From its opening chords, it’s clear that this track was left off of Kid A and Amnesiac for a reason. Both of those records redefined the sound of Radiohead, in ways that steered sharply away from the guitar-based rock for which it was known. The biggest absence? Exactly the sort of strummy, immediate guitar hooks that had earned the band its early reputation—in other words, the very definition of “Follow Me Around,” which from the start defines itself in traditionalist opposition to the band’s then-evolving style.
The song has been a long-running white whale of sorts for fans. Originally (and for a couple of years, only) available as part of Meeting People Is Easy, the tour documentary that did a terrific job making it seem like being in Radiohead was a fucking bummer), viewers heard it rehearsed during a soundcheck in Japan. From then on, it was a rarely heard presence during live shows—first played in 2000, in fact, only because of a fan campaign for it to be played live (via a website called—what else?—followmearound.com).
Listening to it now, it’s easy to hear why Radiohead would have shied away from including it on the released from the time. It’s maybe the simplest, purest pop song they’ve ever put out—even “High And Dry,” which is about as poppy as the band gets, has some odd, ethereal elements pulling at the seams. Here, it’s just an acoustic guitar and Thom Yorke singing in a classic-rock register. Honestly, close your eyes, and it’s not hard to imagine Eddie Vedder singing this, a B-side to some old Pearl Jam single.
It’s surprising to hear Radiohead, through the lens of 2021, delivering such a ’70s-style folk-pop ballad at a time when the group was busily reinventing itself, but given its earlier origins—and the fact that Yorke has always excelled at organic simplicity, whether behind the piano or strapped into an acoustic guitar—it’s a compelling document of a Radiohead that might have been. Johnny Greenwood has made no secret of his belief that the band was going to return to a back-to-basics guitar rock record after its “experimental” phase, only for the exact opposite to happen.

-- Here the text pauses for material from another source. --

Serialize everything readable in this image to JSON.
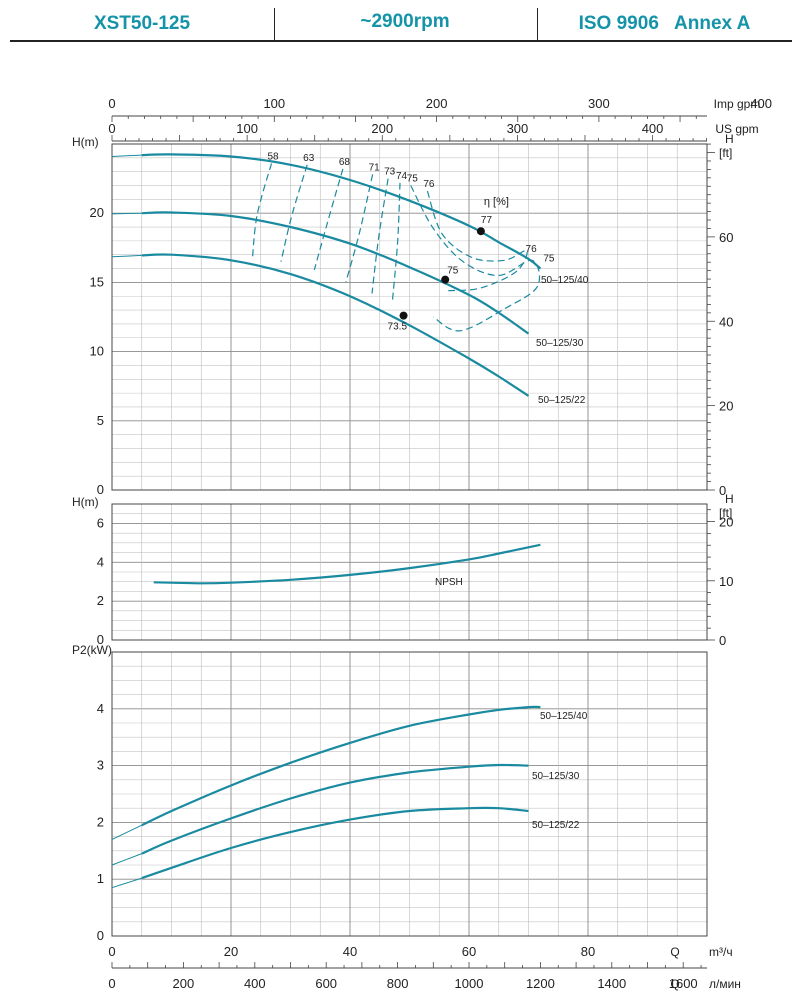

But “Follow Me Around,” with its three-chord foundation, Neil Young-like verse-chorus-verse structure, and earworm accessibility, is a testament to that alternate path. Radiohead ended up transforming itself, and the sound of both mainstream and independent art rock, with its ambitious creative reimagining. Songs like this serve as a reminder that, underneath it all, there’s an equally clear reason the band could make such an ambitious shift: because it had mastered the classic rock possibilities that drove its sound in the first place.